龙魔之战,旷古至近千年前落幕,维持万年之久。龙皇为众生之主,万年间几乎所有族共得龙族庇护,且尊龙族为主。

        但是,总有舍却凡事,退出或是隐去在棋局之上的种族,不加入或是帮助任何一方。

        比如不死族,又比如天谕族。

        天谕族却又与其他种族有所不同。因为,他们不存在于极地大陆上,整个种族身处于云霄之间。

        大陆东极为人族,人族之东为海域海族。魔族在海的那一端,人魔隔海相望。而天谕族,于海域的穹顶之上,由一座自古便存在的浮岛为族地。

        天谕族人型背翼,族中等级森严。背生两翼者为平族,四翼贵族,六翼王族。

        浮岛中心,一处祭坛上,有一尊高百丈的石像。石像蛇身盘旋,八翼遮天,嘴含一座宫殿,仿佛俯视整个天谕岛般。

        此刻,蛇身下的广场,无数人跪地祷告。一位祭祀模样的老者,脸覆羽蛇面具,双手高举,嘴里念念有词。

        “尊敬的羽蛇大人,这是这次给您带来的祭品!”他说着,让人带上祭品。

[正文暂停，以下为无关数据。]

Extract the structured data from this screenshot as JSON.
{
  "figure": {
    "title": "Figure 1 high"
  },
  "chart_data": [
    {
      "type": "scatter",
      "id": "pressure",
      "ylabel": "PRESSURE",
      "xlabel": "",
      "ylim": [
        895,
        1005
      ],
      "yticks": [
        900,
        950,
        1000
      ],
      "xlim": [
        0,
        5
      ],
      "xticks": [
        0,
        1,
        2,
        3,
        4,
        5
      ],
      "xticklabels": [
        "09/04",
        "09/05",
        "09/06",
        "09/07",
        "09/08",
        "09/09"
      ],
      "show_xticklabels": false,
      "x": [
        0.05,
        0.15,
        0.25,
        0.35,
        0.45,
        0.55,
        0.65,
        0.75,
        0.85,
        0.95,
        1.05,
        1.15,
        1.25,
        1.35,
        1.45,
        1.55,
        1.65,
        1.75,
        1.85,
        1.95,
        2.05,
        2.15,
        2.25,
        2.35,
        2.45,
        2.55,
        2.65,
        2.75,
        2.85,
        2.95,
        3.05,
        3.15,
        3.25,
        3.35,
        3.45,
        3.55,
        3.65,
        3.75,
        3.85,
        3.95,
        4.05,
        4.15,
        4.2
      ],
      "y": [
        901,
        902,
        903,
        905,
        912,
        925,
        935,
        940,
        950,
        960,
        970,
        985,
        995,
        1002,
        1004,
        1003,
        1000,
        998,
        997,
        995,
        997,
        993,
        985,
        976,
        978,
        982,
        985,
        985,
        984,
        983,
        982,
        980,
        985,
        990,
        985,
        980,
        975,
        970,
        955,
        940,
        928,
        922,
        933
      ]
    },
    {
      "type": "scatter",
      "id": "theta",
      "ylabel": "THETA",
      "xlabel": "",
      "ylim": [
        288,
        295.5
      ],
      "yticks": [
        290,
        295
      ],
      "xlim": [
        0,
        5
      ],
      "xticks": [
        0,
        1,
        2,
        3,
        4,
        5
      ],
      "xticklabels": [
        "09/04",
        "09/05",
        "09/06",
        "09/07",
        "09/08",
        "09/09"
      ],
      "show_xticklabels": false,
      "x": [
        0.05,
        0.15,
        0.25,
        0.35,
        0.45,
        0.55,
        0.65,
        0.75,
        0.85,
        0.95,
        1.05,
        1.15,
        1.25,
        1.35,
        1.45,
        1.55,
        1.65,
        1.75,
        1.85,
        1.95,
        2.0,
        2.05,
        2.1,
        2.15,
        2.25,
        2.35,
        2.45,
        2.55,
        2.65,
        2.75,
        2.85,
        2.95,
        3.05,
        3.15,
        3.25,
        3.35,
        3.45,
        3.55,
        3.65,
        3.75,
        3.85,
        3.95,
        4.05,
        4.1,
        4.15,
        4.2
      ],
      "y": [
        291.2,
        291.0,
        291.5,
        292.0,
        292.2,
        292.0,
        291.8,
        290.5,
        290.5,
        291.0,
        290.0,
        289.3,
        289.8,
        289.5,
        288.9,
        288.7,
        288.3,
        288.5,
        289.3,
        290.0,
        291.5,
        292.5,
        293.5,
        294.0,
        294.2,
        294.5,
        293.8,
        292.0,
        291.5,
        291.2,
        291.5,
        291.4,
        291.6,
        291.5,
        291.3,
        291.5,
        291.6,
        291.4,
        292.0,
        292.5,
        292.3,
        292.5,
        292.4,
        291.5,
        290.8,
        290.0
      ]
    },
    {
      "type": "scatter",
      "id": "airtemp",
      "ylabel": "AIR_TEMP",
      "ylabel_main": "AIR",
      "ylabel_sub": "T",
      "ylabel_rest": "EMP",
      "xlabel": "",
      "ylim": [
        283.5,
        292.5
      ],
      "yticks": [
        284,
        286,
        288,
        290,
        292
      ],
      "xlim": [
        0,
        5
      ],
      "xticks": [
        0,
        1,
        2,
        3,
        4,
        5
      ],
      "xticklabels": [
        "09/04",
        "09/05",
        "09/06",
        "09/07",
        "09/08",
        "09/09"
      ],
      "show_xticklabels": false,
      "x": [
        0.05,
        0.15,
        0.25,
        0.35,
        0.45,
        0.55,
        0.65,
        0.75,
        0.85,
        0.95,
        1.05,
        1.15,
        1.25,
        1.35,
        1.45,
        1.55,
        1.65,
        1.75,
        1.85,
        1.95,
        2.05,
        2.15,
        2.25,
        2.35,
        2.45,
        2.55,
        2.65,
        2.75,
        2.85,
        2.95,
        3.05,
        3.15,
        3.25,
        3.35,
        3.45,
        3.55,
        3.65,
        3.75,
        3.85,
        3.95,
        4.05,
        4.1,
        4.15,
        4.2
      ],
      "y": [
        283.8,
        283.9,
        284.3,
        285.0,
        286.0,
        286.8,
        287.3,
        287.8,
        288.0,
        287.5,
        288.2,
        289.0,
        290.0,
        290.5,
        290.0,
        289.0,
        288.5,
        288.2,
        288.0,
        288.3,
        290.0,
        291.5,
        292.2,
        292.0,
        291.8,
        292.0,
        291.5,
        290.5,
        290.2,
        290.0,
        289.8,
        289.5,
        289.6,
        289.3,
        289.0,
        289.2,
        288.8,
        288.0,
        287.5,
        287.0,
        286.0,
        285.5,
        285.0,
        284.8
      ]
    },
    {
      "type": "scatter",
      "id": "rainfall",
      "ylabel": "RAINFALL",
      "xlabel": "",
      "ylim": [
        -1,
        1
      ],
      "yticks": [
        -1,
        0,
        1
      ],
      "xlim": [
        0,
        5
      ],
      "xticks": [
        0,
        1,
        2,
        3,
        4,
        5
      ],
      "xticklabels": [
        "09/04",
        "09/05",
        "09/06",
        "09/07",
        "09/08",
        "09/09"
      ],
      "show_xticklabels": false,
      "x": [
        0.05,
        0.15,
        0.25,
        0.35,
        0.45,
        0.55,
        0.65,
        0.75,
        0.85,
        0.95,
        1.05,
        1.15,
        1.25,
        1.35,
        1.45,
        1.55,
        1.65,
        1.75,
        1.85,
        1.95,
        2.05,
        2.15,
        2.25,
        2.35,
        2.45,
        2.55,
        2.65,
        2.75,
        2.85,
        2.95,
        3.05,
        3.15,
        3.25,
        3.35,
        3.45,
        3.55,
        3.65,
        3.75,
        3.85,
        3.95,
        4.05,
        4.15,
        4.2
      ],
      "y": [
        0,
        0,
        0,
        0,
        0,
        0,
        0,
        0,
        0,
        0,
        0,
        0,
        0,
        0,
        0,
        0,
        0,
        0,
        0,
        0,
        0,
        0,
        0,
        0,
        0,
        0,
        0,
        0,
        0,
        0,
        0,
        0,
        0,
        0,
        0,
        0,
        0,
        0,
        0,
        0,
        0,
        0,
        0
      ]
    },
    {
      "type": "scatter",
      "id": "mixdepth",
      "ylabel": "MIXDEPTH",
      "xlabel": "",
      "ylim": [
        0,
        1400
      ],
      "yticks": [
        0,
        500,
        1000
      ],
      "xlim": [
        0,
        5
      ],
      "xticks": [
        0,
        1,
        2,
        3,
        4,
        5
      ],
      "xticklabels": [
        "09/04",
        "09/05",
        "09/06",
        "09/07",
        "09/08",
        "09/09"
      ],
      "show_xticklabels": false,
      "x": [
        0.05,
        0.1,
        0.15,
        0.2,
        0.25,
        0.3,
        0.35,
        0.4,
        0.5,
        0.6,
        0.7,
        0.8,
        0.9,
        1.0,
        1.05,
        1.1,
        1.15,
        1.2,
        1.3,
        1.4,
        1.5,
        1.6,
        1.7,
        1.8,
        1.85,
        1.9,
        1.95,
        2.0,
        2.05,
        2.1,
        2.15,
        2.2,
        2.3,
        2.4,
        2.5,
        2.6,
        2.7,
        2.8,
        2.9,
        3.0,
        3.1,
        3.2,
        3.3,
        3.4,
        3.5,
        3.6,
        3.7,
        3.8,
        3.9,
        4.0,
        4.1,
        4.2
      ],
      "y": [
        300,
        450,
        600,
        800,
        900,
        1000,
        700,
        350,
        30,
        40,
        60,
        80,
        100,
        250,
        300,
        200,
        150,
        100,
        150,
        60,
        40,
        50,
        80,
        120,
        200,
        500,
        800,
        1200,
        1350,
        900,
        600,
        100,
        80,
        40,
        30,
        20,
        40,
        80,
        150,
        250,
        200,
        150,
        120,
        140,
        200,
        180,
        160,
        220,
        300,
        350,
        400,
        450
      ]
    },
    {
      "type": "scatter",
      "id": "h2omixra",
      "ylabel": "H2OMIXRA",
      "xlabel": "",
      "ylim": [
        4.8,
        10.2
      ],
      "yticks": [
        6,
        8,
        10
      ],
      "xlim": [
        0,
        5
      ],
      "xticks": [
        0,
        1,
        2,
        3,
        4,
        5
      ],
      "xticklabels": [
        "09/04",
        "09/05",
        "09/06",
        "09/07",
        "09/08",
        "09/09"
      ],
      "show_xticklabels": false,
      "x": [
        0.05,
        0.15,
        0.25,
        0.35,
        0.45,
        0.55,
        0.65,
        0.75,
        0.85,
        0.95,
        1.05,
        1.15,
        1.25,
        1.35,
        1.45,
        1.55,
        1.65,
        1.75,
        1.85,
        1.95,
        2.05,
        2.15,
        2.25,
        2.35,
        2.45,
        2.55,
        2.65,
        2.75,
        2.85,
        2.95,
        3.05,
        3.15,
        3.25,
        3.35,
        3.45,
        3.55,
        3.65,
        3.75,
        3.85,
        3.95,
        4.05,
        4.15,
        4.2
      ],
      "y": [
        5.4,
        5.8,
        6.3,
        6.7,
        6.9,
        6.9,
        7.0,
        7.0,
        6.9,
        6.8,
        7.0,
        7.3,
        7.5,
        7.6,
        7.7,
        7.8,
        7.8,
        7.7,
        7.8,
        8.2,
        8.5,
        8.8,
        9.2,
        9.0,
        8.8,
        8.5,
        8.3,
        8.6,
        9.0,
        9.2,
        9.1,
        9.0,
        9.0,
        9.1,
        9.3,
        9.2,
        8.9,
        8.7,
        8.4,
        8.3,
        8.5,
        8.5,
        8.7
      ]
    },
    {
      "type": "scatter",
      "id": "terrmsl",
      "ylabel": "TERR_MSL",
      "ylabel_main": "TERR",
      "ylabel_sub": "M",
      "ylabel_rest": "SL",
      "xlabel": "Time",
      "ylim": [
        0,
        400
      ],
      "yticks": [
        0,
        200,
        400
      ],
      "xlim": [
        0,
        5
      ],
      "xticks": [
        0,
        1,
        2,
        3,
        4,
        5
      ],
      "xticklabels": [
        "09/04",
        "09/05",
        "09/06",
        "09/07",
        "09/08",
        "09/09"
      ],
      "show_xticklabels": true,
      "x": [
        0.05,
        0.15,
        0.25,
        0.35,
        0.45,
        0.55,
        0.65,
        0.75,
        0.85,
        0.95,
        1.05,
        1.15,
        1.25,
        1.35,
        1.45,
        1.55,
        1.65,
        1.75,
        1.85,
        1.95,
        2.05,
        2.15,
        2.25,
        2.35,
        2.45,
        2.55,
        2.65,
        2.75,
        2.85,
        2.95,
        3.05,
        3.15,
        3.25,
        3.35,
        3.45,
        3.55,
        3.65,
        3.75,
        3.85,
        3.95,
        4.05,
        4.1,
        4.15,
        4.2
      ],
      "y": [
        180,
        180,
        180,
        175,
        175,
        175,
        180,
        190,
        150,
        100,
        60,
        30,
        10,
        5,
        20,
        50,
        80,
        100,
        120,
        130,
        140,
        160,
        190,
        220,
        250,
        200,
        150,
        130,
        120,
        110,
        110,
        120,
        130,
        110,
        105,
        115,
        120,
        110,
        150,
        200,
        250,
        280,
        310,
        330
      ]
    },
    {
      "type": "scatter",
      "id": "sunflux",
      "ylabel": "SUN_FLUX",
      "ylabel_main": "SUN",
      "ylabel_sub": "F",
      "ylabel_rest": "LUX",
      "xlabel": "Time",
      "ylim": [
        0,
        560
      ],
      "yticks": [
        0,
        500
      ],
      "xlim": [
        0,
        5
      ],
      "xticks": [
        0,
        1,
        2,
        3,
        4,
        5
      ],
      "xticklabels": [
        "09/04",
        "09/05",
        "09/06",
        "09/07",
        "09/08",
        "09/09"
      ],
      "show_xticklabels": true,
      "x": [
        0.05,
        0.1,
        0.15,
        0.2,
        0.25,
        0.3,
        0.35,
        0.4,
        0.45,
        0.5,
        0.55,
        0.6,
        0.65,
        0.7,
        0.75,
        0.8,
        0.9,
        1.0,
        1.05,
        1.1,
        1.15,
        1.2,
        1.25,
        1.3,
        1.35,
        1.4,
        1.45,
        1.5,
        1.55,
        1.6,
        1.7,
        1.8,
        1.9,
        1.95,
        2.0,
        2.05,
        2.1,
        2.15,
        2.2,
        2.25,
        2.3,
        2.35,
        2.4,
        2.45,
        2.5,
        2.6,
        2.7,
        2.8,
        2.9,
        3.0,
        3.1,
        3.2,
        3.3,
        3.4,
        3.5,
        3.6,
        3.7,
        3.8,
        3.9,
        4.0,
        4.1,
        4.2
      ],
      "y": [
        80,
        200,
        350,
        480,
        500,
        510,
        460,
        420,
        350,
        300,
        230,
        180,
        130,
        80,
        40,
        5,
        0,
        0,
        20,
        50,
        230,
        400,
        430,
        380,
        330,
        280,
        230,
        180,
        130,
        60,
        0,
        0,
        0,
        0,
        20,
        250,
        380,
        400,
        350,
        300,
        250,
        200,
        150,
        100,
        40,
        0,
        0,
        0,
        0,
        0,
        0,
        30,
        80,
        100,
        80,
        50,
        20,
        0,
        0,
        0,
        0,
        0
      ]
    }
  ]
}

        竟是几个天谕族!只是他们身后翅膀或是没有,或是残缺。失去了翅膀的天谕族即会被剥离身份,当做祭品献祭给羽蛇神。

        这是天谕族自古流传下来的习俗,无论你背后翅膀天生或是意外,只要失去飞翔资格,就相当于失去了生命。

        而在路上行走的,只有年迈到无法长时间飞翔的老人,况且时时还要努力起身飞行一会,以证明自己仍有飞行的资格。

        又或者说活着的资格…

        街道上,一个身穿黑麻的身影正如其他老人一样佝偻着腰缓步前行,时不时也会抬头看着天空飞过的人群。

        眼光一转,他看见几个巡逻队正在例行检查,连忙闪身跑进一旁的灌木丛中。

        “喂!站住!”可惜动静已经惊动那几人,他们身后羽翼一展,极速向他冲来。

        那身影在林间飞快穿行,根本不像是一个正常天谕族该有跑步速度。他四处躲藏,慌忙间被枝条勾下遮脸的黑麻,露出一副面具。

        面具奇怪异常,丑陋无比。黑脸獠牙,狰狞阴森,像是地狱最底层的恶鬼。

        他不停的跑,怕被身后那群执法队抓住,却不注意脚下,一个踉跄被碎石绊倒在地。

        浑然不顾浑身伤疼,他立马又爬起身,眼前,是一片刺树林,枝叶繁茂,尖刺横生。又有无数刺薇缠绕在上,张牙舞爪。

        面具下,他毅然决然,猛地钻进林中,当那几人赶到时,他早已经钻进林中,只留下被树刺勾下的一些黑麻布。

        “怎么办,他冲进去了,追不追?”一人开口问道。

        “这刺树林太过茂密,无异于大海捞针,况且,冒着翅膀损坏的风险进去抓个人,不太值得,量他也不敢再露头了,让附近巡逻的多注意一下!”一位明显是队长的人回道。

        一行人又在那林边看守了片刻,这才纷纷离开,这片刺树林再度恢复安静。

        密林中,他步履不停,即便手臂以及身上被刺树划破的伤口不停的留着血,也视若不见,只顾前行。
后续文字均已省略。